Under Pressure – Homo sapiens, Stress and Health

Accept it: stress for better or worse is a part of our daily lives. No matter how positive we are as persons, no matter how laid back we live our lives, sooner or later stress will catch up to us. It is the third great unavoidable certainty after death and taxes.

Evolution?
Stress is an odd thing though. Our bodies and our psyche isn’t exactly built for stress. A hundred thousand years of Homo Sapiens evolution has left us vigilant creatures. Although we sit at the top of the food chain we are careful by design, always ready to jump into one of two pre-programmed instinctive responses fight or flight. This is mostly because humans in their ancestral form functioned according to vigilance and fear. They were always on the lookout for things to eat or looking to eat them and in case the latter showed up fear triggered an instinctive response.

Stress is an ambiguous threat. It is neither flight nor fight worthy which probably accounts for the mixed responses people have to similar stressful situations. The low-intensity ‘fear’ we feel when it’s crunch time at work keeps us on our toes but it isn’t something that we can easily address. Because of this, after a certain point the focus that stress instill in us starts to pale in comparison with the bad effects of stress.

Effects
And there are plenty. Stress is not only a major factor in heart illnesses, as one of the major triggers of heart attacks and related issues but it also has a health impact in other areas. Stress can lead to reduced immune responses, in some cases reducing it so much that dormant virus infections like herpes zoster can be triggered.

To get a clear assessment of the effects stress has on you specifically your best course of action is to take a simple self administered home saliva test for measuring cortisol levels and thus establish your adrenal fatigue level, a key indicator for how stressed you are. You can ask your physician for the cortisol saliva test or you can order it online yourself (http://www.healthtestingcenters.com/salivatests.aspx.)

You can also chart your stress level and your tolerance to it through its various symptoms. The effects of excessive stress can be best divided amongst four fields with only some of the symptoms manifesting for every person.

Cognitive problems affect your ability to reason properly.

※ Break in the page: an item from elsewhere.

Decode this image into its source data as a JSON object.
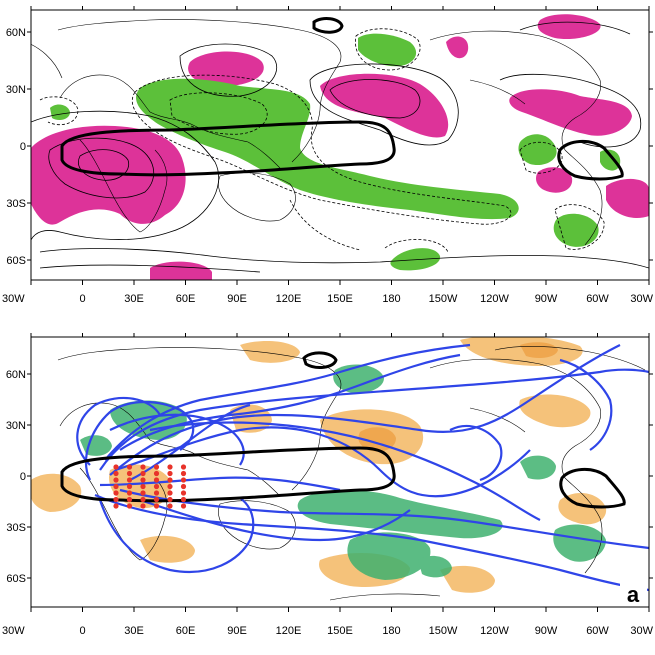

Stress usually reduces your ability to remember, concentrate or accurately judge situations and gives you a perpetual feeling of anxiety.

Emotionally, stress causes you to have a ‘short fuse’ and an inability to relax. A landmark study conducted on Army soldiers in Irak revealed that wartime stress has significant impact even on trained military personnel, causing them to react rashly to stimuli.

The same study revealed a good deal of behavioral symptoms ranging from isolation and loss of appetite to PTSD. The worst effects, however were those of a physical nature that ranged from muscle cramps and tension to chest pains, diarrhea, nausea and reduced immune response. By tracking which of the above you manifest as well you can chart your stress levels in a more systematic way than by just what you feel so your doctor can respond with an appropriate course of action.

As you can clearly see stress, despite its biological benefits does more harm than good in the modern world. The constant pressure of a stressful work environment keeps us focused but can just as well throw us off balance. So contact your doctor at the first physical signs of aggravating stress.